Kyle Larson Loses Favorite Tag as Denny Hamlin Moves Ahead in 2026 Odds
kyle larson is no longer the odds-on favorite for the 2026 NASCAR Cup Series championship after DraftKings Sportsbook listed Denny Hamlin at +370 and Larson at +400. The change arrived in the wake of the Daytona 500 — where Larson finished 16th and Hamlin 31st — and comes as NASCAR returns to a 10-race Chase format that places a heavier emphasis on season-long points.
Kyle Larson slips to second in early odds
Bookmakers shifted the front-runner label even though Larson remains close to the provisional playoff line. Larson is tied for 14th in the standings and sits three points above the cutoff, while Hamlin occupies 33rd and is 19 points below the provisional playoff cut line that sits between 16th-place Noah Gragson and 17th-place Michael McDowell. The odds move is notable because it happened immediately after a superspeedway race — the Daytona 500 — where single-race results are often poor predictors of a full season.
Points, finishes and the return of the Chase
The 2026 season opened under NASCAR’s revived 10-race Chase postseason format, a system the sport last used in the 2004–2013 era. The format change matters for title betting and team strategy: race winners now receive 55 points, a 15-point increase from the previous system, and the Chase begins with a seeded points reset. The regular-season champion will start the Chase at 2, 100 points, the second seed at 2, 075 and the third at 2, 065, with a five-point drop for each seed after that.

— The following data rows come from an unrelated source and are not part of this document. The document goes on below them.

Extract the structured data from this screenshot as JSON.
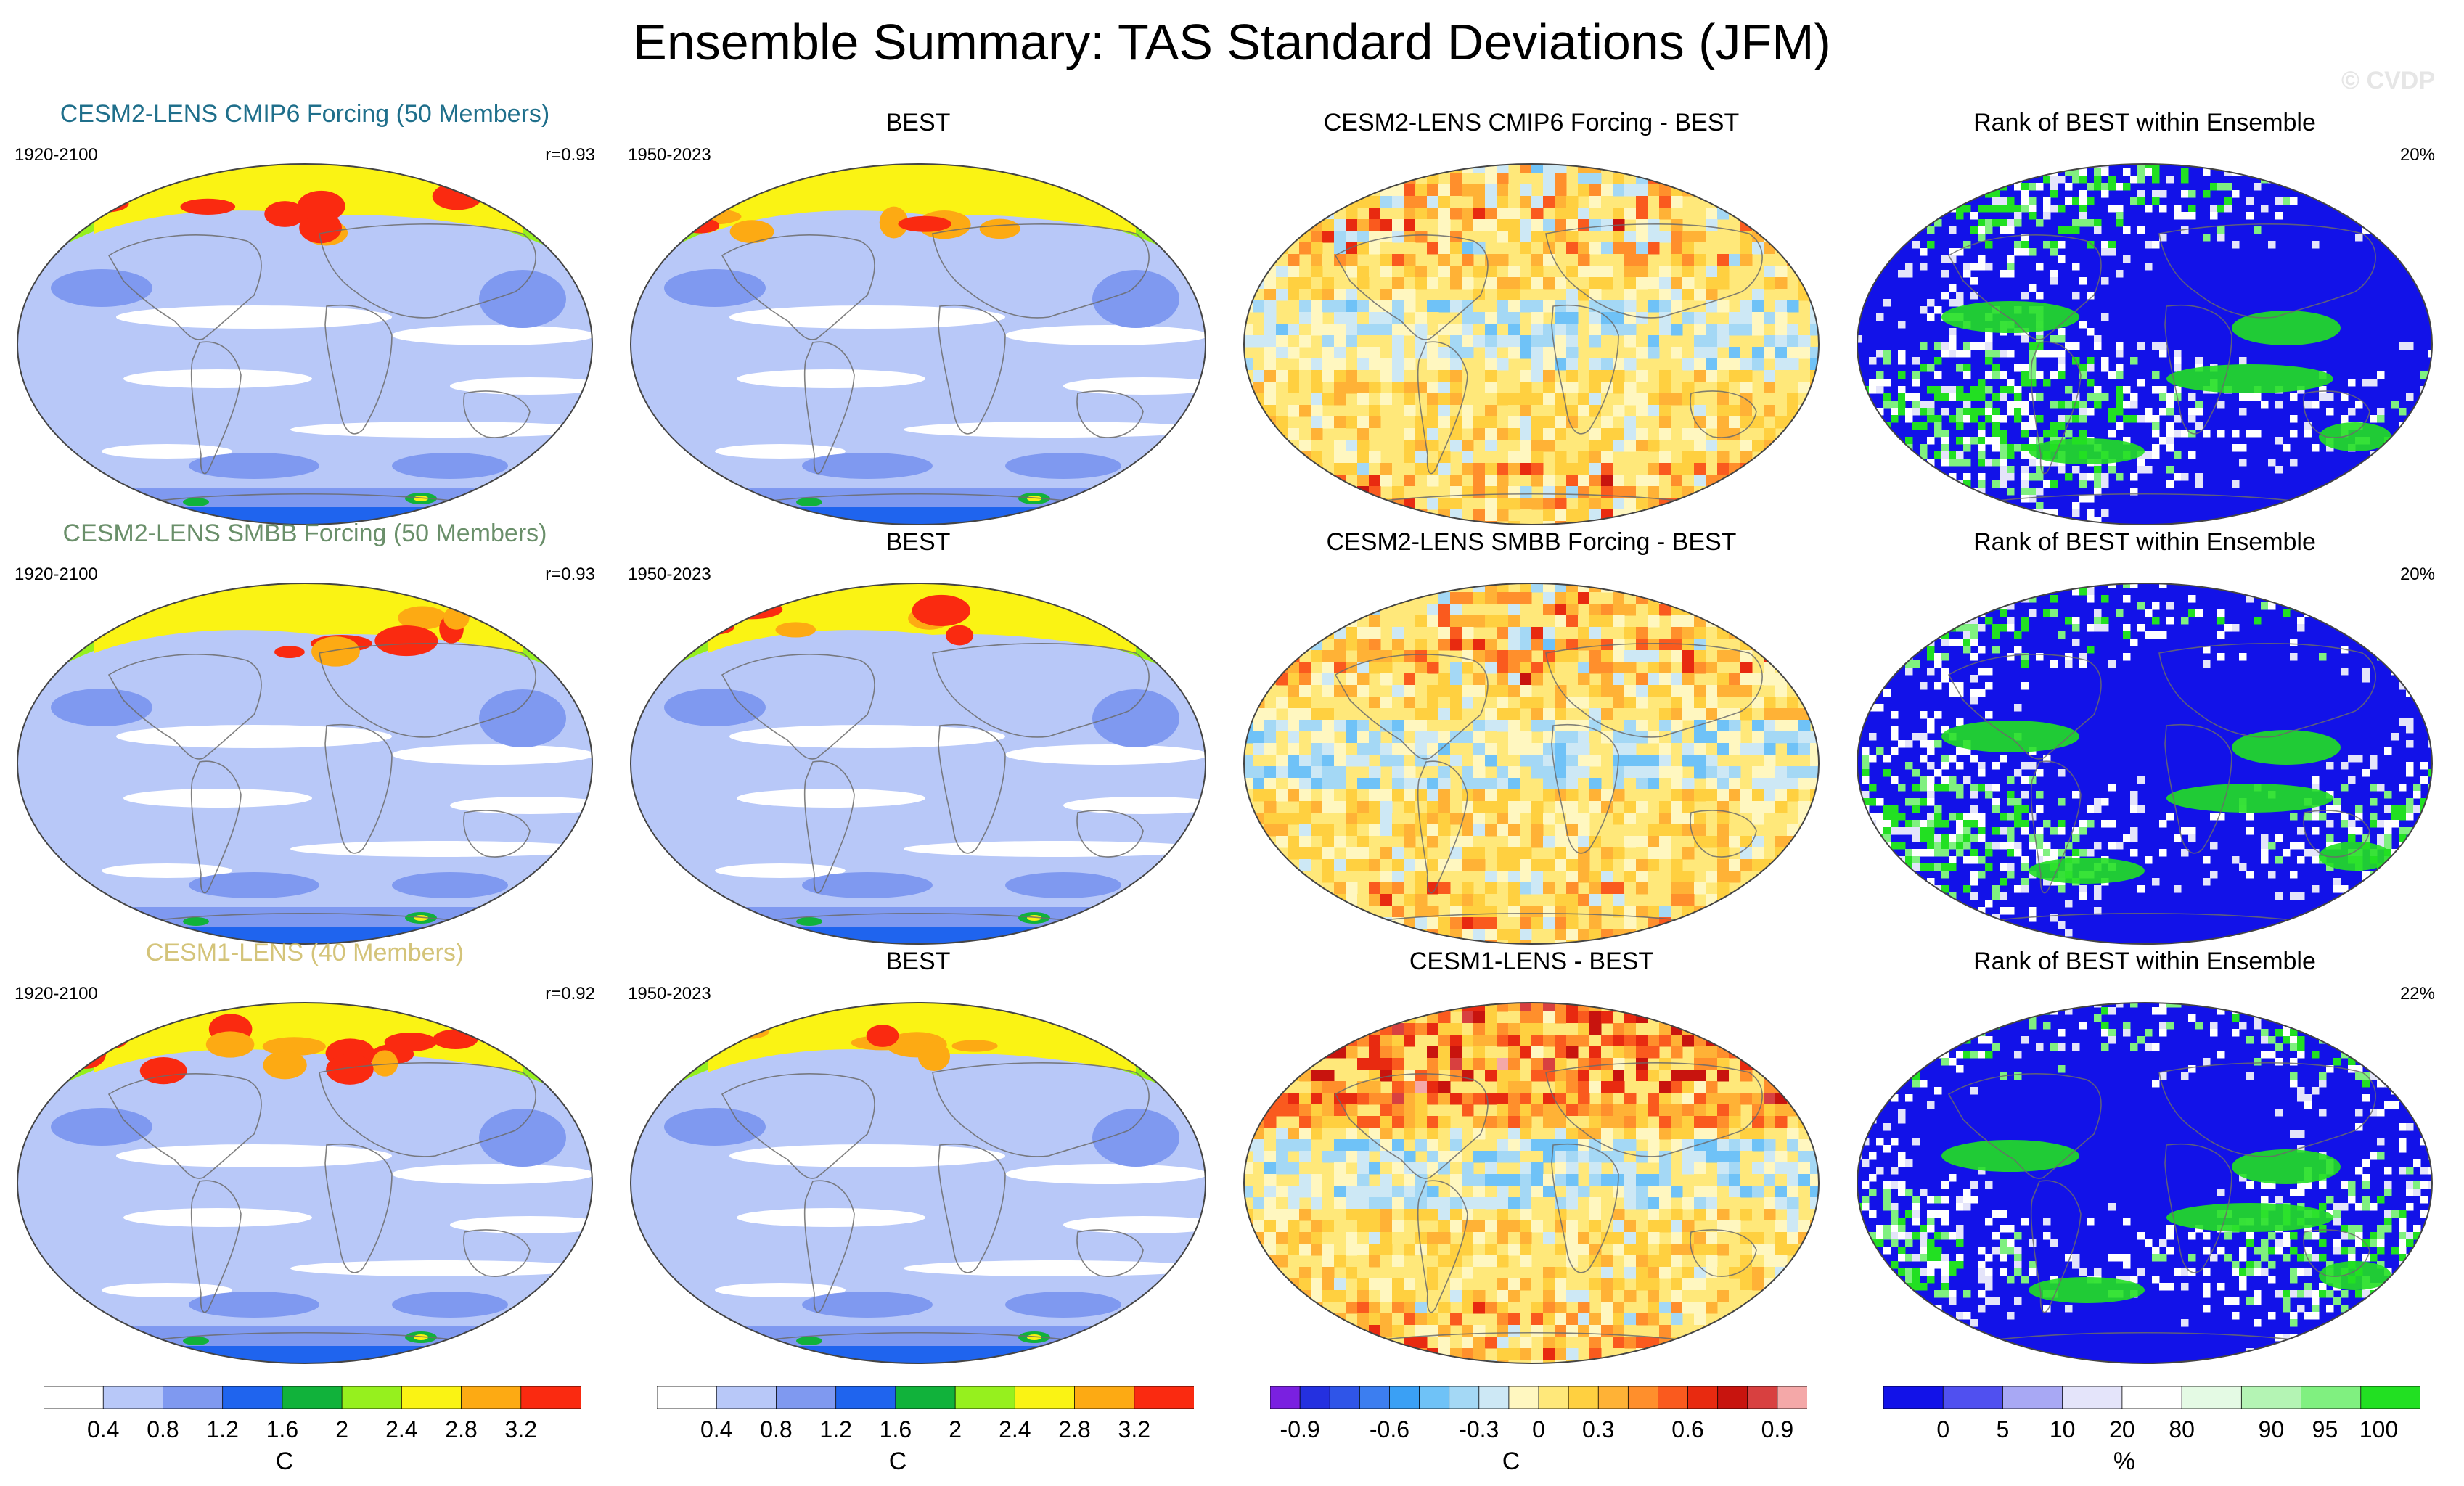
{
  "page": {
    "title": "Ensemble Summary: TAS Standard Deviations (JFM)",
    "watermark": "© CVDP"
  },
  "colors": {
    "cesm2_cmip6": "#1f6f8b",
    "cesm2_smbb": "#6a8f6a",
    "cesm1": "#d4c47a",
    "ocean_white": "#ffffff",
    "land_outline": "#6b6b6b",
    "frame": "#444444"
  },
  "chart_data": {
    "type": "map-grid",
    "rows": [
      {
        "ensemble": {
          "title": "CESM2-LENS CMIP6 Forcing (50 Members)",
          "period": "1920-2100",
          "stat": "r=0.93",
          "title_color": "cesm2_cmip6"
        },
        "obs": {
          "title": "BEST",
          "period": "1950-2023"
        },
        "diff": {
          "title": "CESM2-LENS CMIP6 Forcing - BEST"
        },
        "rank": {
          "title": "Rank of BEST within Ensemble",
          "stat": "20%"
        }
      },
      {
        "ensemble": {
          "title": "CESM2-LENS SMBB Forcing (50 Members)",
          "period": "1920-2100",
          "stat": "r=0.93",
          "title_color": "cesm2_smbb"
        },
        "obs": {
          "title": "BEST",
          "period": "1950-2023"
        },
        "diff": {
          "title": "CESM2-LENS SMBB Forcing - BEST"
        },
        "rank": {
          "title": "Rank of BEST within Ensemble",
          "stat": "20%"
        }
      },
      {
        "ensemble": {
          "title": "CESM1-LENS (40 Members)",
          "period": "1920-2100",
          "stat": "r=0.92",
          "title_color": "cesm1"
        },
        "obs": {
          "title": "BEST",
          "period": "1950-2023"
        },
        "diff": {
          "title": "CESM1-LENS - BEST"
        },
        "rank": {
          "title": "Rank of BEST within Ensemble",
          "stat": "22%"
        }
      }
    ],
    "colorbars": [
      {
        "id": "stddev",
        "unit": "C",
        "colors": [
          "#ffffff",
          "#b8c8f8",
          "#7f99f0",
          "#1f64ee",
          "#11b23b",
          "#96f01e",
          "#faf314",
          "#fdaa13",
          "#fa2a10"
        ],
        "ticks": [
          "0.4",
          "0.8",
          "1.2",
          "1.6",
          "2",
          "2.4",
          "2.8",
          "3.2"
        ]
      },
      {
        "id": "stddev_obs",
        "unit": "C",
        "colors": [
          "#ffffff",
          "#b8c8f8",
          "#7f99f0",
          "#1f64ee",
          "#11b23b",
          "#96f01e",
          "#faf314",
          "#fdaa13",
          "#fa2a10"
        ],
        "ticks": [
          "0.4",
          "0.8",
          "1.2",
          "1.6",
          "2",
          "2.4",
          "2.8",
          "3.2"
        ]
      },
      {
        "id": "difference",
        "unit": "C",
        "colors": [
          "#7a20e0",
          "#2430e0",
          "#2f55e8",
          "#3c7ef0",
          "#3aa0f5",
          "#6fc2f7",
          "#a4d8f5",
          "#cde8f5",
          "#fff7c0",
          "#ffe87a",
          "#ffd040",
          "#ffb236",
          "#ff8f2c",
          "#fa5a1e",
          "#e82a10",
          "#c8140e",
          "#d84040",
          "#f4a8a8"
        ],
        "ticks": [
          "-0.9",
          "-0.6",
          "-0.3",
          "0",
          "0.3",
          "0.6",
          "0.9"
        ],
        "tick_index": [
          1,
          4,
          7,
          9,
          11,
          14,
          17
        ]
      },
      {
        "id": "rank",
        "unit": "%",
        "colors": [
          "#1212e8",
          "#5050f0",
          "#a8a8f4",
          "#e4e4fa",
          "#ffffff",
          "#e4fae4",
          "#b4f4b4",
          "#80f080",
          "#22e022"
        ],
        "ticks": [
          "0",
          "5",
          "10",
          "20",
          "80",
          "90",
          "95",
          "100"
        ],
        "tick_index": [
          1,
          2,
          3,
          4,
          5,
          6.5,
          7.4,
          8.3
        ]
      }
    ]
  }
}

Hamlin’s timeline and who should worry
Denny Hamlin has said drivers will begin to worry about points after roughly five to six races, telling listeners, "Five to six races in, five or six in. I think that’s probably the right number. " Hamlin’s own early deficit sits alongside peers who started slowly: Chase Briscoe (2 points), Hamlin (8 points) and Christopher Bell (9 points) combined have fewer points than Cody Ware, who holds 20 points in 21st place. Team leaders and drivers face a critical stretch that includes EchoPark Speedway, COTA, Phoenix Raceway, Las Vegas Motor Speedway and Darlington Raceway.
The shift away from the win-and-in system that governed 2014–2025 followed the controversial finish at Phoenix Raceway last season, when Larson was crowned champion over Hamlin. Even with that history, the new format rewards consistent high finishes: Hamlin has predicted the champion will finish in the top three of the regular season, saying, "Whoever the champion is is going to finish in the top 3 of the regular season. The champion will be in the top 3. " That structure gives the regular-season leaders a measurable head start entering the 10-race Chase.
kyle larson narrowly avoids the provisional cutoff now, but the standings remain fluid; three of the regular season’s remaining 24 races are superspeedways, and the next event on the schedule is the race at EchoPark Speedway (formerly Atlanta Motor Speedway). Teams will turn to those upcoming races and the run of events through COTA, Phoenix, Las Vegas and Darlington to try to climb the standings before the Chase seeding locks in.